Wer tiefer in Zahlen und Strategie von Tesla einsteigen will, kann hier Kursverlauf und Unternehmensmeldungen zum Wertpapier verfolgen oder direkt die Veröffentlichungen der Investor-Relations-Abteilung lesen.

Antrieb, Akku und Laden im Alltag

Im Alltag spielt die Kombination aus Antrieb und Ladeinfrastruktur die entscheidende Rolle. Das Model 3 nutzt Lithium-Ionen-Batterien mit unterschiedlichen Kapazitäten je nach Variante, wobei Tesla die genaue nutzbare Kapazität nicht offen kommuniziert, aber Reichweiten und Effizienzkennzahlen bereitstellt. Das Long-Range-Modell wird häufig mit einer Akkukapazität im Bereich von etwa 75 kWh in der Fachpresse beschrieben, während die Basisversion eher in einem Bereich um 60 kWh liegt, wobei die exakten Werte je nach Markt und Produktionscharge variieren.

Beim Laden setzt das Model 3 auf das Tesla-Supercharger-Netz, das in Europa vor allem mit dem CCS-Standard arbeitet und derzeit an Tausenden Standorten verfügbar ist. Ein typischer Supercharger V3 kann das Fahrzeug nach Herstellerangaben mit bis zu 250 kW Leistung laden. In der Praxis bedeutet das, dass unter günstigen Bedingungen etwa 15 Minuten ausreichen können, um Reichweite für rund 250 bis 300 Kilometer nachzuladen, wobei Temperatur, Ausgangs-Ladezustand und Fahrprofil einen deutlichen Einfluss auf die reale Nachladeleistung haben.

Design, Innenraum und Bedienkonzept

Wer in das Tesla Model 3 einsteigt, bemerkt zunächst das Fehlen eines klassischen Kombiinstruments: Stattdessen dominiert der zentrale 15-Zoll-Touchscreen, der Fahrzeugdaten, Navigation und Medien bündelt. Die Bedienung erfolgt überwiegend über Touch-Eingaben und wenige Lenkradtasten, ergänzt durch Sprachsteuerung für Funktionen wie Navigation oder Telefonie. Das Lenkrad selbst ist klassisch rund, anders als beim teils diskutierten "Yoke" des Model S, und die Sitze sind mit synthetischen Materialien bezogen, die sich eher weich und leicht griffig anfühlen.

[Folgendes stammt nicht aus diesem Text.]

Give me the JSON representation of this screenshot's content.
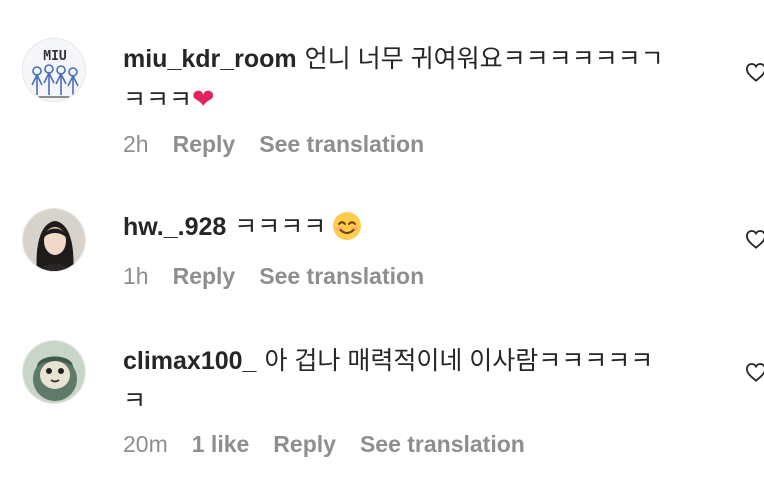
{
  "comments": [
    {
      "username": "miu_kdr_room",
      "text_line1": "언니 너무 귀여워요ㅋㅋㅋㅋㅋㅋㄱ",
      "text_line2": "ㅋㅋㅋ",
      "emoji": "heart-emoji",
      "avatar_label": "MIU",
      "time": "2h",
      "reply_label": "Reply",
      "translate_label": "See translation"
    },
    {
      "username": "hw._.928",
      "text_line1": "ㅋㅋㅋㅋ",
      "emoji": "smiling-face-emoji",
      "time": "1h",
      "reply_label": "Reply",
      "translate_label": "See translation"
    },
    {
      "username": "climax100_",
      "text_line1": "아 겁나 매력적이네 이사람ㅋㅋㅋㅋㅋ",
      "text_line2": "ㅋ",
      "time": "20m",
      "likes_label": "1 like",
      "reply_label": "Reply",
      "translate_label": "See translation"
    }
  ],
  "colors": {
    "text": "#262626",
    "secondary": "#8e8e8e",
    "heart": "#e0245e"
  }
}
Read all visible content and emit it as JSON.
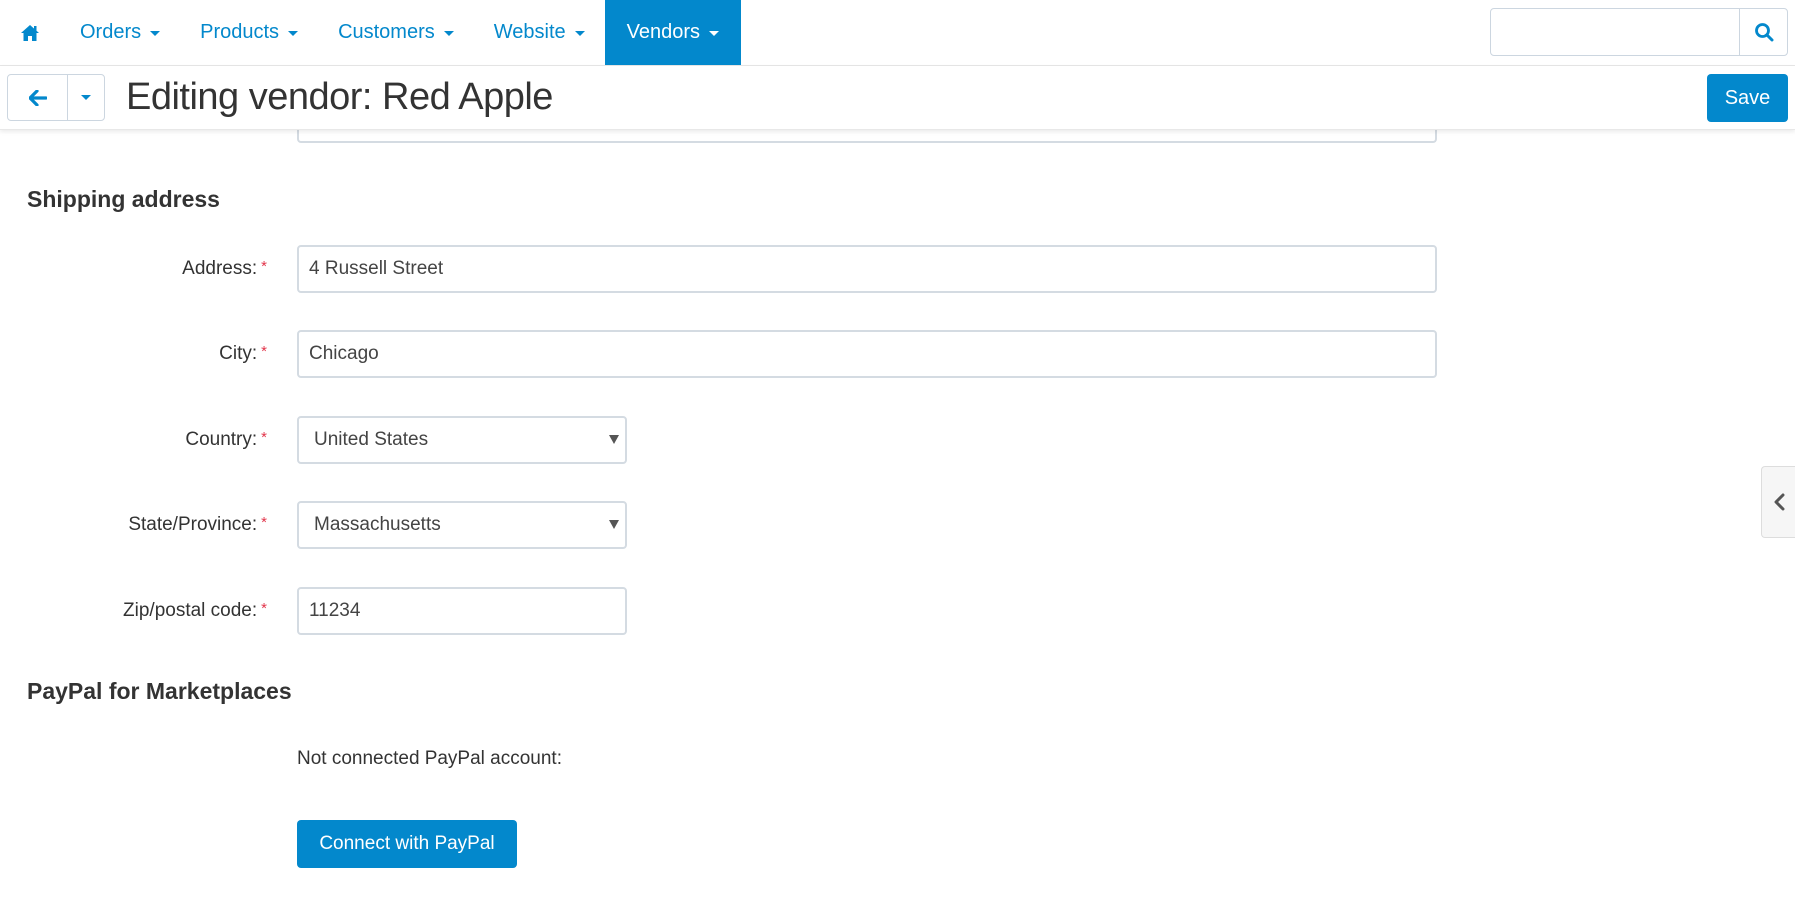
{
  "topnav": {
    "home_icon": "home-icon",
    "items": [
      {
        "label": "Orders",
        "active": false
      },
      {
        "label": "Products",
        "active": false
      },
      {
        "label": "Customers",
        "active": false
      },
      {
        "label": "Website",
        "active": false
      },
      {
        "label": "Vendors",
        "active": true
      }
    ],
    "search": {
      "placeholder": "",
      "value": "",
      "icon": "search-icon"
    }
  },
  "header": {
    "back_icon": "arrow-left-icon",
    "title": "Editing vendor: Red Apple",
    "save_label": "Save"
  },
  "shipping": {
    "title": "Shipping address",
    "fields": {
      "address": {
        "label": "Address:",
        "value": "4 Russell Street",
        "required": true
      },
      "city": {
        "label": "City:",
        "value": "Chicago",
        "required": true
      },
      "country": {
        "label": "Country:",
        "value": "United States",
        "required": true
      },
      "state": {
        "label": "State/Province:",
        "value": "Massachusetts",
        "required": true
      },
      "zip": {
        "label": "Zip/postal code:",
        "value": "11234",
        "required": true
      }
    },
    "required_mark": "*"
  },
  "paypal": {
    "title": "PayPal for Marketplaces",
    "account_label": "PayPal account:",
    "account_value": "Not connected",
    "connect_label": "Connect with PayPal"
  },
  "colors": {
    "accent": "#0388cc",
    "required": "#e2354b",
    "text": "#333333"
  }
}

Das Bedienkonzept verlangt von neuen Nutzern etwas Umgewöhnung: Blinker, Scheibenwischer, Fahrmodi und Autopilot-Funktionen sind in einem aufgeräumten, softwaregetriebenen Interface zusammengefasst, das Tesla laufend per Over-the-Air-Updates aktualisiert. Tester von Fachportalen wie "auto motor und sport" oder "AutoBild" weisen regelmäßig darauf hin, dass die Touch-Bedienung für manche Grundfunktionen wie Lüftungsdüsen oder Spiegel-Einstellung zunächst ungewohnt wirkt, im Alltag aber durch klare Menüs und schnelle Reaktionen unterstützt wird.

Autopilot und Fahrassistenz

Zu den technischen Besonderheiten des Tesla Model 3 gehört die Sensorik für Fahrassistenzsysteme, darunter Kameras rund um das Fahrzeug, Ultraschallsensoren und Radar bei älteren Modellen, während neuere Fahrzeuge stärker auf Kameraerkennung setzen. Tesla bündelt diese Funktionen im Basispaket mit standardisierten Assistenten wie adaptiver Geschwindigkeitsregelung und Spurhalteunterstützung. Darüber hinaus bietet das Unternehmen optionale Softwarepakete wie "Enhanced Autopilot" und "Full Self-Driving" (FSD), die zusätzliche Assistenzfunktionen freischalten, etwa automatisiertes Spurwechseln oder das Anfahren und Verlassen von Autobahnauffahrten.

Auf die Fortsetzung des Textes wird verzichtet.